Maybe they wanted to cover up the fact, revealed in the report, that many people who were tortured were later found to be innocent. Or that the CIA paid millions to specialists in order to develop the best torture techniques they could come up with. Which is kind of strange, isn't it? When you're sticking someone in a coffin for over a week and screaming in his face that you're going to violate him sexually, do you really need a psychological contractor to tell you which orifice to mention for maximum effect?
6. Playing Big Brother to over 300,000 U.S. citizens decades before the Internet
Thanks to Edward Snowden, many Americans now feel like the protagonist of a Lifetime channel thriller—we thought our government loved us, only to discover that it has a dangerously paranoid side we didn't see.

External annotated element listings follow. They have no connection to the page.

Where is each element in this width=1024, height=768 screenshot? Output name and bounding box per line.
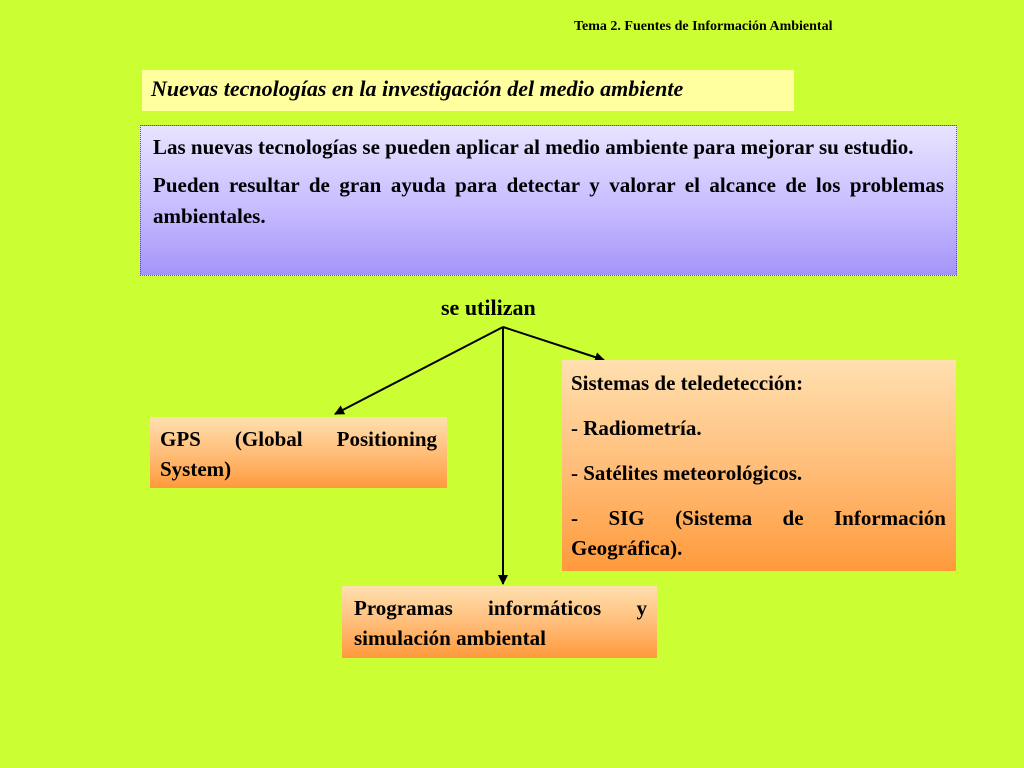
slide-header: Tema 2. Fuentes de Información Ambiental bbox=[574, 19, 833, 34]
teledeteccion-list bbox=[571, 413, 946, 563]
gps-box bbox=[150, 417, 447, 488]
programas-box bbox=[342, 586, 657, 658]
teledeteccion-item-1: - Radiometría. bbox=[571, 416, 702, 440]
gps-text: GPS (Global Positioning System) bbox=[160, 427, 437, 481]
arrow-to-teledeteccion bbox=[503, 327, 604, 360]
teledeteccion-heading: Sistemas de teledetección: bbox=[571, 371, 804, 395]
slide-title: Nuevas tecnologías en la investigación del medio ambiente bbox=[142, 70, 794, 111]
teledeteccion-item-3: - SIG (Sistema de Información Geográfica). bbox=[571, 506, 946, 560]
intro-paragraph-2: Pueden resultar de gran ayuda para detectar y valorar el alcance de los problemas ambientales. bbox=[153, 173, 944, 228]
teledeteccion-item-2: - Satélites meteorológicos. bbox=[571, 461, 803, 485]
intro-paragraph-1: Las nuevas tecnologías se pueden aplicar al medio ambiente para mejorar su estudio. bbox=[153, 135, 914, 159]
connector-label: se utilizan bbox=[441, 295, 536, 320]
teledeteccion-box bbox=[562, 360, 956, 571]
arrow-to-gps bbox=[335, 327, 503, 414]
programas-text: Programas informáticos y simulación ambiental bbox=[354, 596, 647, 650]
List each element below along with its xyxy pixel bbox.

And it turns out this has been going on for longer than we realized. Back when the Cold War was at its coldest (or is it hottest? How does that work, really?), peace groups, women's liberation movements, and the Black Panthers were starting to worry the folks in the CIA, who thought they might have ties to foreign communists. That would completely ruin that Vietnam thing they were working on! Operation CHAOS, which sounds way too much like a supervillain collective, was established to tackle this problem.
Over the course of the program, agents tapped phones, monitored correspondence, and infiltrated student groups, amassing records on more than 300,000 civilians. The project was only shut down when the media attention surrounding the Watergate break-in threatened to blow the lid off the whole thing. When the truth was revealed in a New York Times article, the government conducted a full-scale investigation and concluded that Operation CHAOS had involved "improper accumulation of material on legitimate domestic activities."
That's a very diplomatic way of saying that the CIA spent years stalking harmless domestic movements like a crazy, jealous ex.
7. Having real-life mad scientists on staff doing insane experiments to humans
You're gonna want to sit down for this one. Maybe pour yourself a drink.
We've already covered the fact that Project MKULTRA was, to use technical terminology, messed the eff up. With Subproject 68, run by Dr. Ewen Cameron, it devolved into a plot line you might expect in a Human Centipede sequel.
Cameron believed that he could conduct experiments which would leave subjects with the mental capacity of babies, allowing him to then try to rebuild their personalities. Converting horse stables to sensory deprivation chambers, Cameron would induce comas in his subjects, isolate them for weeks, administer intense electric shocks, then force them to listen to a repeated loop of recorded messages meant to recreate their identity, all while wearing helmets designed for total sensory deprivation. One subject was forced into listening to the same message on repeat for 101 days. Yes, there was lots and lots of screaming.
Yeah, maybe next time someone accuses the government of an evil conspiracy, just remember, you were right when you used to say that there's no way people working to protect our country could be that soulless. In truth, they can be way, way worse.